The Corals of the world are all supposed to be gone by 2050.  This is one of many reasons I want to get down to Australia to see the Great Barrier Reef before it's all gone.  Another reason is how stinkin' cool corals are!  I had started to write my big bio thesis on corals before I chose to go the theatre route, and so I will proclaim my love for them here in blog-form.  Corals, similar to most naturally occurring stagnant living beings, record history over time.  Not many people know this, however, which is why no one has done a "save the corals" campaign or whatever other type of bullshit you would have to do to keep them from dying.  The coral animal is, in itself, a cnidarian meaning he is an interesting emmer effer, check it out up top.  He's in the same phylum as jellyfish which makes them both stinger-hunters.  They eat small animals, plankton, etc. in the water that they sting and those little animals get entangled in the tentacles and they eat them.  Corals will deposit Calcium Carbonate to create a great shell/skeleton that they live in.  Wouldn't that be FREAKING SWEET?!  You'd never have to pay for an apartment again.  Each person sort of builds their own apartment on top of their family's apartment or on top of their friends' apartments!  Yowza!  So here's what happens, as things like hurricanes, tornadoes, runnoff from farmers on the coasts happens, corals will deposit calcium carbonate (this is for their skeletons, people) with trace amounts of whatever the predominate chemical/element to the land is, whether it be illyum, iron, phosphorous, whatever.  If that element is too acidic or too basic (which is basically anything over or under pH of about 8 or 9, generally depending on where the coral is) the coral dies and/or deposits that substance into its skeletal makeup.  The coral animal itself is what give the coral reefs their color, so when the animal dies bleaching occurs where the skeleton is left, and it's white.  My point here is that I should've stuck with Corals because now they're coming out with studies that prove exactly what I had started writing about in college.  

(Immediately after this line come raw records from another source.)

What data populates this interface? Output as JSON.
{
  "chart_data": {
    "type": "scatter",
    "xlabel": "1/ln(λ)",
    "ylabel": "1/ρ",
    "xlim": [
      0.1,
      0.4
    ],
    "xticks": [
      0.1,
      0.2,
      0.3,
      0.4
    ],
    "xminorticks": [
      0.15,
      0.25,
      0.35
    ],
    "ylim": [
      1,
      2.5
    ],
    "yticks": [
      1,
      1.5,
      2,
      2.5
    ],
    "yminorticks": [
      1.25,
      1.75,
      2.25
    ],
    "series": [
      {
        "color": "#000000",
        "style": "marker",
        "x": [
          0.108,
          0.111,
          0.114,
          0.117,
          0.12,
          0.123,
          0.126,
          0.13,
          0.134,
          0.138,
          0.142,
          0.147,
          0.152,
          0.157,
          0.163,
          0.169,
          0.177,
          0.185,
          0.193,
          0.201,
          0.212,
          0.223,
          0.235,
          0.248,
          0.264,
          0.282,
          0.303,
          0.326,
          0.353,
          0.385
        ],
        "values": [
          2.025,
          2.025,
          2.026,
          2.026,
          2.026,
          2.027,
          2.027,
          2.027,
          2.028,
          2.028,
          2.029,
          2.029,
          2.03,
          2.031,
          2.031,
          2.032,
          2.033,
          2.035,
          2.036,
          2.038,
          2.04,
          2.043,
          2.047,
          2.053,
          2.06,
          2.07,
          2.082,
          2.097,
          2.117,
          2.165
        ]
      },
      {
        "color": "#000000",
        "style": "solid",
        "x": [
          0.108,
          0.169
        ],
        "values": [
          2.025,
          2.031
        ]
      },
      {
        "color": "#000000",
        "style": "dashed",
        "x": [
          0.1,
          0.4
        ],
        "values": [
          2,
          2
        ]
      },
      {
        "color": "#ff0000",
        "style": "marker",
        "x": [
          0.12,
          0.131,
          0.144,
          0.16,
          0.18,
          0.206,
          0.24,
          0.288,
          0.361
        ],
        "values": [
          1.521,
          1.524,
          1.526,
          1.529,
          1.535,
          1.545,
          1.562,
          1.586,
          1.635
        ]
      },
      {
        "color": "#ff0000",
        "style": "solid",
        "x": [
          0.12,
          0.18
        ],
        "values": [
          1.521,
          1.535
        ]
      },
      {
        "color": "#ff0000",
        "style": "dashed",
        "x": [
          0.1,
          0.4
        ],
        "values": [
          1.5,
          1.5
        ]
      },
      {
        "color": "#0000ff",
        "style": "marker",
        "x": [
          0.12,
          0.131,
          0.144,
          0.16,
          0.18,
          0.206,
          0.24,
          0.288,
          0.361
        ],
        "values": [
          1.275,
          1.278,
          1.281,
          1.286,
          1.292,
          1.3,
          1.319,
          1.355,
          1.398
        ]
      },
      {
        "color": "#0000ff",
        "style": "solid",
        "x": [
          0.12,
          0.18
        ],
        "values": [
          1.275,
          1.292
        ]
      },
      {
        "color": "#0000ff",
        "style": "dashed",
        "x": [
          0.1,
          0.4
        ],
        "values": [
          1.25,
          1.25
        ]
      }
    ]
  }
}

Little Holiday Recap From Yours, Truly:
Christmas Eve I had Chinese food and made cookies while watching Love, Actually.  I was waiting for Mike to arrive (I was waiting less patiently than he or I would have wanted, I think).  He got here on Christmas Day and we went to his family's Christmas.  That was very fun!  Met all his family and actually his Yia-Yia's basement was almost exactly like my grandparents' basement growing up where we always held Christmases!  It was a wonderful jaunt down memory lane for me while at the same time meeting a while new crew of very loud, fun, Christmas-spirit-filled folks!  Also may I say, for the record, Nils (Fotis' nefew) is pert near the cutest ever.  

Then I worked.  ugh.  

Now I've got a break!  Yay!

Yours Truly (and thank you for reading)

L. MF. B.

3 comments:

Gary Arndt said...

I used to have a 175g coral reef aquarium in my living room. It was great fun.

I'd go to Fiji or Palau to see coral. The Great Barrier Reef isn't as great as lots of other places. I'll be diving in the Red Sea in a month hopefully.

Improvised For Life said...

3 Things I Take Away From Lisa's Latest Blog:

1. Emmer effer - sounds dirty.

2. Soon to be a lot of me using "pert near".

3. The hope that Lisa B's middle name isn't actually Marie Frank or Mary Fern or whatever and instead Lisa Mah-Fuckin' Burton was what was intended as that signoff.


Glad you had a good christmas.


J.GD.K.

lisa said...

Gary---Note taken. Fiji or Palau it is! I trust you, you're incredible.

Jeremy---Do you really think I meant anything else? I mean come on!